Я ведь у вас пяток лет на фабричке поработал в пимокатах. Одних штрафов, которые вы с меня брали, хватило бы, чтобы такую музыку купить.

- Не помню. Такого у себя не помню.

- А я лицом шибко с тех пор переменился, - сказал насмешливо Утев.

- То есть как?

- А вот так. Меня ваш племянничек в чан, где шерсть парилась, сунул за упрек, что глину велят замешивать в шерсть для солдатских валенок. Ну, шкура и облезла. А теперь новая выросла. И ухи новые. Тогда были бараньи, а теперь человечьи. Понятно?

Подперев могучим плечом рояль, рабочий отвернул ножку, передал ее Тиме.

- Хорошая работа! Гладкая. Ты ноги с него не как поленья клади, а, чтобы не побились, сеном проложи.

Рабочие бережно вынесли рояль на улицу и положили на розвальни. Парусиновый чехол от рояля Кобрин решительно отказался отдать. Смяв в охапку и прижимая его к груди, он заявил с отчаянием:

- Только через мой труп! - И поспешно добавил: - В ордере про чехол ничего не сказано. А вы, я знаю, на штаны себе изрежете.

- Эх ты, брюхоногая! - с сожалением сказал Утев и, сняв полушубок, накрыл им рояль, потом вопросительно посмотрел на рабочих. Те молча стали снимать с себя:



один - стеганую кацавейку, другой - поддевку, третий - татарский азям. - Ну, - приказал Утев Тиме, - поезжай потихоньку, да смотри полегче на ухабах: вещь нежная. А мы вперед рысью, не ровен час, прохватит морозец, и, низко натянув папаху, засунув руки в карманы штанов, зашагал по тротуару, не оглядываясь.

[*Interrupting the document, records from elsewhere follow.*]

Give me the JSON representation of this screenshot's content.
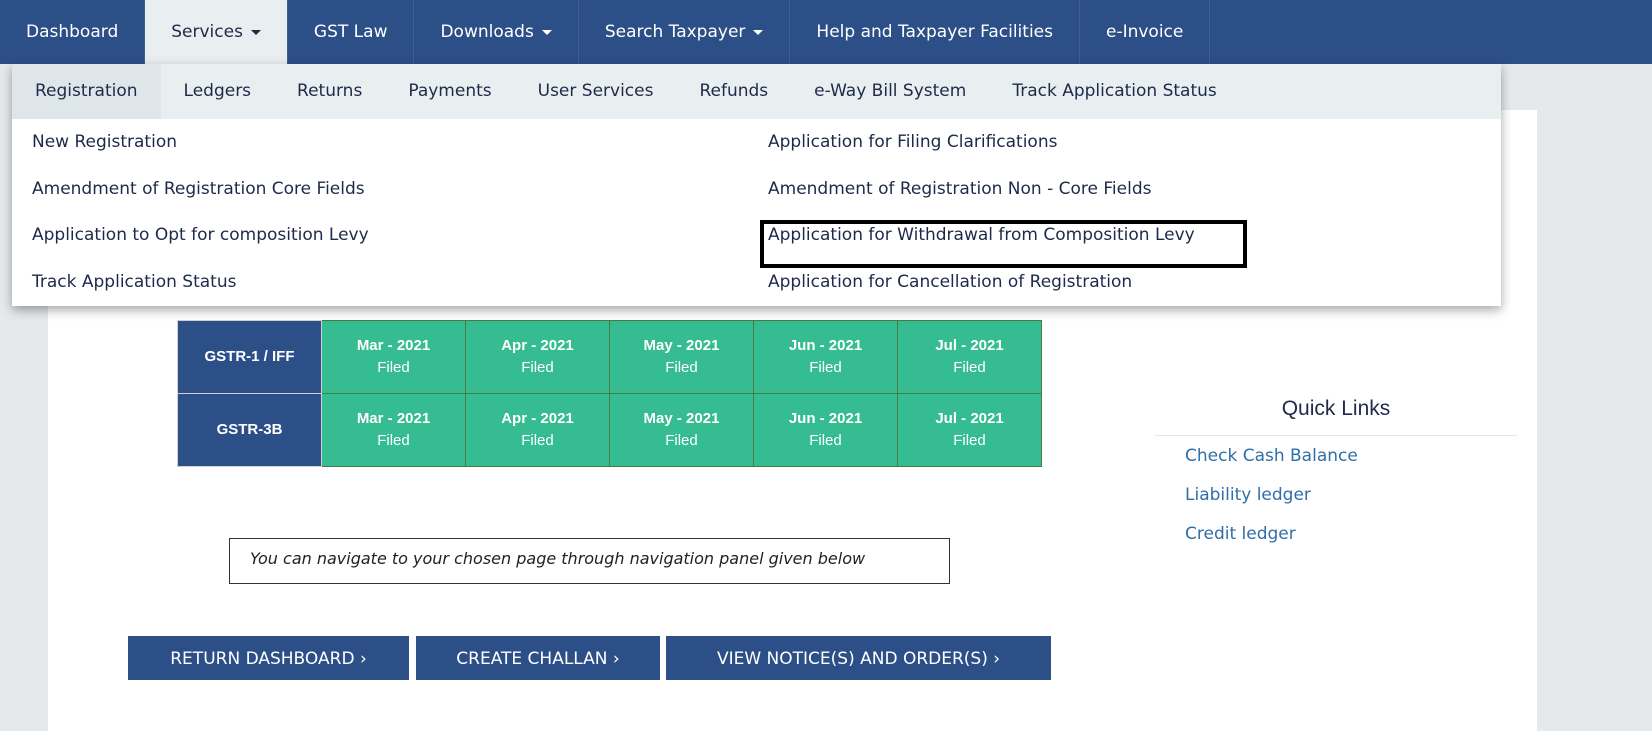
{
  "nav": {
    "items": [
      {
        "label": "Dashboard",
        "caret": false
      },
      {
        "label": "Services",
        "caret": true
      },
      {
        "label": "GST Law",
        "caret": false
      },
      {
        "label": "Downloads",
        "caret": true
      },
      {
        "label": "Search Taxpayer",
        "caret": true
      },
      {
        "label": "Help and Taxpayer Facilities",
        "caret": false
      },
      {
        "label": "e-Invoice",
        "caret": false
      }
    ],
    "active": "Services"
  },
  "services_menu": {
    "tabs": [
      "Registration",
      "Ledgers",
      "Returns",
      "Payments",
      "User Services",
      "Refunds",
      "e-Way Bill System",
      "Track Application Status"
    ],
    "active_tab": "Registration",
    "left_links": [
      "New Registration",
      "Amendment of Registration Core Fields",
      "Application to Opt for composition Levy",
      "Track Application Status"
    ],
    "right_links": [
      "Application for Filing Clarifications",
      "Amendment of Registration Non - Core Fields",
      "Application for Withdrawal from Composition Levy",
      "Application for Cancellation of Registration"
    ],
    "highlighted": "Amendment of Registration Non - Core Fields"
  },
  "returns_table": {
    "rows": [
      {
        "label": "GSTR-1 / IFF",
        "periods": [
          {
            "p": "Mar - 2021",
            "s": "Filed"
          },
          {
            "p": "Apr - 2021",
            "s": "Filed"
          },
          {
            "p": "May - 2021",
            "s": "Filed"
          },
          {
            "p": "Jun - 2021",
            "s": "Filed"
          },
          {
            "p": "Jul - 2021",
            "s": "Filed"
          }
        ]
      },
      {
        "label": "GSTR-3B",
        "periods": [
          {
            "p": "Mar - 2021",
            "s": "Filed"
          },
          {
            "p": "Apr - 2021",
            "s": "Filed"
          },
          {
            "p": "May - 2021",
            "s": "Filed"
          },
          {
            "p": "Jun - 2021",
            "s": "Filed"
          },
          {
            "p": "Jul - 2021",
            "s": "Filed"
          }
        ]
      }
    ]
  },
  "note": "You can navigate to your chosen page through navigation panel given below",
  "buttons": [
    "RETURN DASHBOARD ›",
    "CREATE CHALLAN ›",
    "VIEW NOTICE(S) AND ORDER(S) ›"
  ],
  "quick_links": {
    "title": "Quick Links",
    "items": [
      "Check Cash Balance",
      "Liability ledger",
      "Credit ledger"
    ]
  },
  "colors": {
    "nav": "#2c4f87",
    "filed": "#36bc91",
    "link": "#2f6ea9"
  }
}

- Грабители! - крикнул с парадного крыльца Кобрин и с силой захлопнул за собой дверь.

Кончился теплый снегопад, и вместо него потекла с неба едкая, леденящая стужа. Васька, словно искупавшись в соленом озере, покрылся белым инеем, а на отвислой нижней губе его висели сосульки. В светло-зеленом небе торчала белесая изогнутая осьмушка луны, а багровое солнце провалилось в темно-синюю таежную чащу, и цинкового цвета тени ложились на белый, словно изнанка яичной скорлупы, снег. Чем ниже опускалось солнце, тем гуще оно краснело, и тем синее становились тени, и снег меркнул, словно покрываясь пеплом. А стужа все сильнее плескала в лицо голубым огнем и стискивала пальцы ног и рук ледяными клещами.

Васька, с трудом перебирая изношенными, широкими, как глиняные миски, копытами, вытянув шею, казалось, вот-вот от натуги вылезет через хомут, как сквозь оконную прорезь. Сани, пропахивая снежную целину, оставляли за собой широкую борозду.

Тима, проваливаясь в снег выше колен, брел рядом с конем и уговаривал жалостным голосом:

- Ничего, Васька, ничего! Дальше дорога глаже будет. Только ты дыши ровнее, не волнуйся. Я тут с тобой.

Смотри только себе под ноги.

Больше всего Тима тревожился о спуске между Дворянской, теперь Красногвардейской, и большой Ямской.

Обычно возчики засовывали меж полозьев березовые кругляки, чтобы задержать сани при спуске с горы. Но Тима подумал: сейчас, после снегопада, тяжело нагруженные сани будут вязнуть в снегу и не так сильно разбегутся.

Намотав вожжи на руки, упираясь ногами в передок, Тима дрогнувшим голосом предупредил Ваську:

- Ну, теперь смотри в оба! Сейчас самое трудное нам с тобой.

Васька прижал уши и, осторожно переступая, втянув голову в хомут, оседал на задние ноги, словно вот-вот собирался съехать на заду. Но сапи все сильнее и сильнее подпирали его. Несколько раз он уже проехался на раскоряченных ногах, потом засеменил, споткнулся, взметнув мордой целый сугроб. Васька уже не мог сдержать ни себя, ни саней. Комья снега летели в лицо Тиме. Он зажмурился и, изо всех сил натягивая вожжи, закричал:

- Стой! Черт! Стой!

Комок онега попал Тиме в рот, что-то сильно подбросило его вверх, потом в бок, он скользил уже по снегу на животе рядом с санями, а руки с намотанными вожжами, казалось, вот-вот вырвет из плечей. Тима с ужасом увидел позади, на снегу, черную плоскую глыбу рояля. Некоторое время рояль полз вслед за санями. Потом Тима окунулся головой в снег, в глазах потемнело.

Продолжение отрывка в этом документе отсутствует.